Aucun dictateur africain ne maîtrise aussi bien que Faure Gnassingbé le double langage, la fausse démocratie, la fausse justice, les fausses « vérité et réconciliation », la fausse négociation avec les démocrates, la manipulation des observateurs de la communauté internationale, sans doute parce qu’il a été formé à l’école de la Françafrique de Charles Debbasch.
 
 Pourquoi les réformes ne seraient pas faites avant la présidentielle en 2015 ? Parce que le parlement lui obéit et le suit dans son double jeu.
 Pourquoi le parlement lui obéit, parce qu’en plus de quelques fraudes, le découpage électoral aberrant n’a pas été refait avant les législatives de 2013 ?
 Pourquoi l’opposition a-t-elle été obligée d’aller aux législatives dans ces conditions ? Parce que Faure l’a réduite financièrement et épuisée par une répression féroce avec la mascarade judicaire des incendies des marchés début 2013.
 Pourquoi Faure Gnassingbé était-il au pouvoir après 2010 ? Parce que le résultat de la présidentielle de 2010 a été très vraisemblablement inversé entre RPT-UNIR et FRAC de Jean-Pierre Fabre, les résultats avec détails des procès verbaux n’ayant jamais été publiés.

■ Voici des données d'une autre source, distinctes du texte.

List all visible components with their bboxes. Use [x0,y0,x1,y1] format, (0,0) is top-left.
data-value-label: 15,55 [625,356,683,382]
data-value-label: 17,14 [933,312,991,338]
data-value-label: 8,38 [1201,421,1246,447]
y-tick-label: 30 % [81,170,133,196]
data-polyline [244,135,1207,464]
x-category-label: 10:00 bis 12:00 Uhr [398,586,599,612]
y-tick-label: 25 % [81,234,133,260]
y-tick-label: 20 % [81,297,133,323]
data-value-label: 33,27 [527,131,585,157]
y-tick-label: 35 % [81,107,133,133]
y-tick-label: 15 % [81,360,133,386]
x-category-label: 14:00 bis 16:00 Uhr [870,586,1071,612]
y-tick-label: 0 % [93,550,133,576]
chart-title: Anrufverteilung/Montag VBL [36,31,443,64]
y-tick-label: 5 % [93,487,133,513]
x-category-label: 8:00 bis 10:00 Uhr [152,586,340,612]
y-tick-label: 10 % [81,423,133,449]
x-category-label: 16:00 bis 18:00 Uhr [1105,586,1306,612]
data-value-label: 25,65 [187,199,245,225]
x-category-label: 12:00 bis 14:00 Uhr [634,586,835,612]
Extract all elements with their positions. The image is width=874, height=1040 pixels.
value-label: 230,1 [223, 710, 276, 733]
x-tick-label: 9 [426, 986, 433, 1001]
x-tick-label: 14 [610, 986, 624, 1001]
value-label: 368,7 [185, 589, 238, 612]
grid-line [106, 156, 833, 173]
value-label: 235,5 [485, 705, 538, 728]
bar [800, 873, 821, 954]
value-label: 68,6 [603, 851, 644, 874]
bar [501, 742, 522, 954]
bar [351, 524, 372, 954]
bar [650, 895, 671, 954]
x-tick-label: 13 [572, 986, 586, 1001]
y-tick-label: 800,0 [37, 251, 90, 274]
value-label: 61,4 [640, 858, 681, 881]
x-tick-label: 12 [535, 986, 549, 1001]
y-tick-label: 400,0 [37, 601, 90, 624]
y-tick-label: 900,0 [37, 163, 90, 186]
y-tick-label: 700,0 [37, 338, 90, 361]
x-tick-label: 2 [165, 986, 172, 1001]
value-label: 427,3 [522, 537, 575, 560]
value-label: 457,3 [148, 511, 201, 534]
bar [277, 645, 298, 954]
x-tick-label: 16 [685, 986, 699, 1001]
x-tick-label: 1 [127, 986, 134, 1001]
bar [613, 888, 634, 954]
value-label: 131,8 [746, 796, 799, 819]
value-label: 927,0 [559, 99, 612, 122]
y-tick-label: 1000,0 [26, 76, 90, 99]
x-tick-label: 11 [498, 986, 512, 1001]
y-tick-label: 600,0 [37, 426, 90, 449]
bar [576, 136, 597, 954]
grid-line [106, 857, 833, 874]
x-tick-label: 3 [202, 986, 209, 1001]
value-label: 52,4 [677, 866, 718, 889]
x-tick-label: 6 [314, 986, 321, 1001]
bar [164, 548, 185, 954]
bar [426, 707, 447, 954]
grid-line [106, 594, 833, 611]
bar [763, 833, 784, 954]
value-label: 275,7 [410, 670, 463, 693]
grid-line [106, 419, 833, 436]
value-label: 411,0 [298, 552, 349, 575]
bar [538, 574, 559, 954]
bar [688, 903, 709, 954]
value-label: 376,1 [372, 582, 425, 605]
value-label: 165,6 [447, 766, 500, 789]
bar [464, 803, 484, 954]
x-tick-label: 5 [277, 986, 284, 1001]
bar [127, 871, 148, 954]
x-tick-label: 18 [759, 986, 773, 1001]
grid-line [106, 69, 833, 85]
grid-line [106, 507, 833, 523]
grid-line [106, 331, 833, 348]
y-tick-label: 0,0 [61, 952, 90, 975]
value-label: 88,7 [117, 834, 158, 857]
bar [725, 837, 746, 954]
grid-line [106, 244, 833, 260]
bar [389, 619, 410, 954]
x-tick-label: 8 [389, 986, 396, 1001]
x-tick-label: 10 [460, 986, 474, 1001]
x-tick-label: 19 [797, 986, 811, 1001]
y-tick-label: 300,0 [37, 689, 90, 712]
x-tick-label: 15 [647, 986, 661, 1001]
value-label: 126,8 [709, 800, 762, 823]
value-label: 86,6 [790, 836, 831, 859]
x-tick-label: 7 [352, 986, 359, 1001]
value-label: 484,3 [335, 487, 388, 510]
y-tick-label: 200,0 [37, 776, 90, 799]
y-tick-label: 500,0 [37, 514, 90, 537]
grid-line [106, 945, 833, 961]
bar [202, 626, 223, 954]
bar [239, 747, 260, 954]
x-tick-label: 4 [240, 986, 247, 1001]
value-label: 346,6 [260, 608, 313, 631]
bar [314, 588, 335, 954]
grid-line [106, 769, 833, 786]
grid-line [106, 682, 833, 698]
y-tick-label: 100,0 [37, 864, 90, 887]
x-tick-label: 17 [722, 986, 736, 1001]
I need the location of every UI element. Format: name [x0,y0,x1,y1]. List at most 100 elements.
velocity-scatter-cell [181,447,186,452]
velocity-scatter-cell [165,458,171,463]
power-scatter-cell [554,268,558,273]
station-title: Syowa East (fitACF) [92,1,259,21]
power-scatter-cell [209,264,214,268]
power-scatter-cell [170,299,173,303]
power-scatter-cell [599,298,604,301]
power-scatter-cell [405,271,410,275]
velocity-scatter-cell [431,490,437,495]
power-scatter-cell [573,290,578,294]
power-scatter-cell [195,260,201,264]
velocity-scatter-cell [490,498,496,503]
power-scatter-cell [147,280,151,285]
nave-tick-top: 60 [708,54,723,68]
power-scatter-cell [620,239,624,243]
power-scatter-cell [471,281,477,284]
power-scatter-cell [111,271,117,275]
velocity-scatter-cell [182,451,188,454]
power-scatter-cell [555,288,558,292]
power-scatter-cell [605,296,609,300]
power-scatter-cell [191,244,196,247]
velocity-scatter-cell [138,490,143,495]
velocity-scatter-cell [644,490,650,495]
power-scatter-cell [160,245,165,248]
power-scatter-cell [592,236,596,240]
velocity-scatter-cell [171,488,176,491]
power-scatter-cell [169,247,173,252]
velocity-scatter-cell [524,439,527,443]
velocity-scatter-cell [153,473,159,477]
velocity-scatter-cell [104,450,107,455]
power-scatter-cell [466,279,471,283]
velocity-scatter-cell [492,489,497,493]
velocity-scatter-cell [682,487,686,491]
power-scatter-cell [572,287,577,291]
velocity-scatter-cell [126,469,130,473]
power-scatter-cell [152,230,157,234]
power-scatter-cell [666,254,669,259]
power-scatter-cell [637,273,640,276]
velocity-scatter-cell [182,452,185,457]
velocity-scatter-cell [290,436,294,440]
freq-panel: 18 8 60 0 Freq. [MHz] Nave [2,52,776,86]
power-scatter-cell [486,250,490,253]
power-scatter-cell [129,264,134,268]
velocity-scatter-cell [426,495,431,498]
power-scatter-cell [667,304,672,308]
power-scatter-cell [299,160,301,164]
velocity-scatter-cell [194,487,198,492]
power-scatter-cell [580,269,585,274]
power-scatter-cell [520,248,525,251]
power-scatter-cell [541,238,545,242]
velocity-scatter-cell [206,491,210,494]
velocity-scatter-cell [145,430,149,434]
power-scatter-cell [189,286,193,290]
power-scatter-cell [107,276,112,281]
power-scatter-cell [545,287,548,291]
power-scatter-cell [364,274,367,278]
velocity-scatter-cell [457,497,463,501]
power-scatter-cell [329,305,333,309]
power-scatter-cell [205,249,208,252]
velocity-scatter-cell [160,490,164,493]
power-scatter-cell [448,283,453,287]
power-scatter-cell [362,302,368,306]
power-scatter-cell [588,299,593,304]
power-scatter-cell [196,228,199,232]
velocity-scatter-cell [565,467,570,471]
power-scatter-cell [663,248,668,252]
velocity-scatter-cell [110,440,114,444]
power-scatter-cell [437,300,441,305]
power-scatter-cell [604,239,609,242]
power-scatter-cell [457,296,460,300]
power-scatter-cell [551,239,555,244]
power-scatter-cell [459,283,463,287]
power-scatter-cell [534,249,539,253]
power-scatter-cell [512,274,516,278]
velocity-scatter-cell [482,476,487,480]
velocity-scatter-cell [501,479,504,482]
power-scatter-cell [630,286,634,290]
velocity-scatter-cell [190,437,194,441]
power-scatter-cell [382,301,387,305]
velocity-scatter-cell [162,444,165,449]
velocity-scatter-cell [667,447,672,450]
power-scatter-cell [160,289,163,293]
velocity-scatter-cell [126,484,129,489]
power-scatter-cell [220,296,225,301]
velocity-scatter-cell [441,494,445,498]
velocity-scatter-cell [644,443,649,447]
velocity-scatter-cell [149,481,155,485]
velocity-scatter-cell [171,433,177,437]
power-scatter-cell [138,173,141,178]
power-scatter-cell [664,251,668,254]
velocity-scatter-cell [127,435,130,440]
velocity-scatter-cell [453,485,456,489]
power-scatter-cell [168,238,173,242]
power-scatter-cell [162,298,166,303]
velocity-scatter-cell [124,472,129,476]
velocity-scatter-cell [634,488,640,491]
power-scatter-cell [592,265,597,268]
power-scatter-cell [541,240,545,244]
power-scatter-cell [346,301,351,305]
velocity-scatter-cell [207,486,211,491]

 Pourquoi la population est mal informée ? Parce que la presse est férocement réprimée dès qu’elle parle d’un sujet stratégique, sous couvert d’une législation détournée.
 
La dictature affaiblie s’impose par étapes violentes, alors que les témoins internationaux sont piégés. Faure Gnassingbé le faible a su corrompre adroitement.
 
Le dictateur se comportant comme un adolescent sans foi ni loi exaspère progressivement la communauté internationale : le 10 octobre 2014, « Les Chefs de missions de l’Union européenne, de la France, de l’Allemagne, des États-Unis ainsi que la coordinatrice résidente du système des Nations unies accrédités au Togo s’associent à l’appel récent des églises du Togo en faveur d’une issue positive du processus de réformes constitutionnelles, encore inachevées». Sans bien préciser la nécessité de réformes avant la présidentielle, qui pourrait relancer le débat sur la candidature-même de Faure Gnassingbé en 2015, la prise de position des Eglises Catholique, Evangélique, et Méthodiste a remis à l’ordre du jour, avant la présidentielle, les réformes attendues depuis l’APG, comme préalable à la présidentielle.
 
Faure Gnassingbé et son parti, UNIR, ont provisoirement accepté le principe d’un retour à la limitation de mandat à 2, mais Faure Gnassingbé refuse de partir après 2 mandats en rejetant la rétroactivité de la loi. Ils s’apprêtent à organiser une élection très peu crédible : passif des 3 précédentes mascarades non soldé, scrutin à un tour, absence d’observation correcte après le refus des services de l’Union européenne, soutien de la CENI et du conseil constitutionnel sous contrôle, répression prévisible pour empêcher l’opposition de faire campagne sur tout le territoire, budget disproportionné à sa disposition pour s’imposer dans les media, affaiblissement financier de l’opposition, soutien du chef d’Etat à de faux opposants pour diviser, et surtout achats de consciences.
 
Face à une opposition divisée, fragilisée par la répression et le manque de financement, à une population mal informée dans un pays sans liberté de la presse, dans un scrutin à un tour, il est de plus en plus probable qu’il gagne avec ou sans fraudes, malgré son électorat minoritaire. Mais une victoire par une élection douteuse après les 3 précédentes mascarades, suivant 38 ans de règne de son père, irait contre la volonté populaire réelle. La tension ne peut que croître.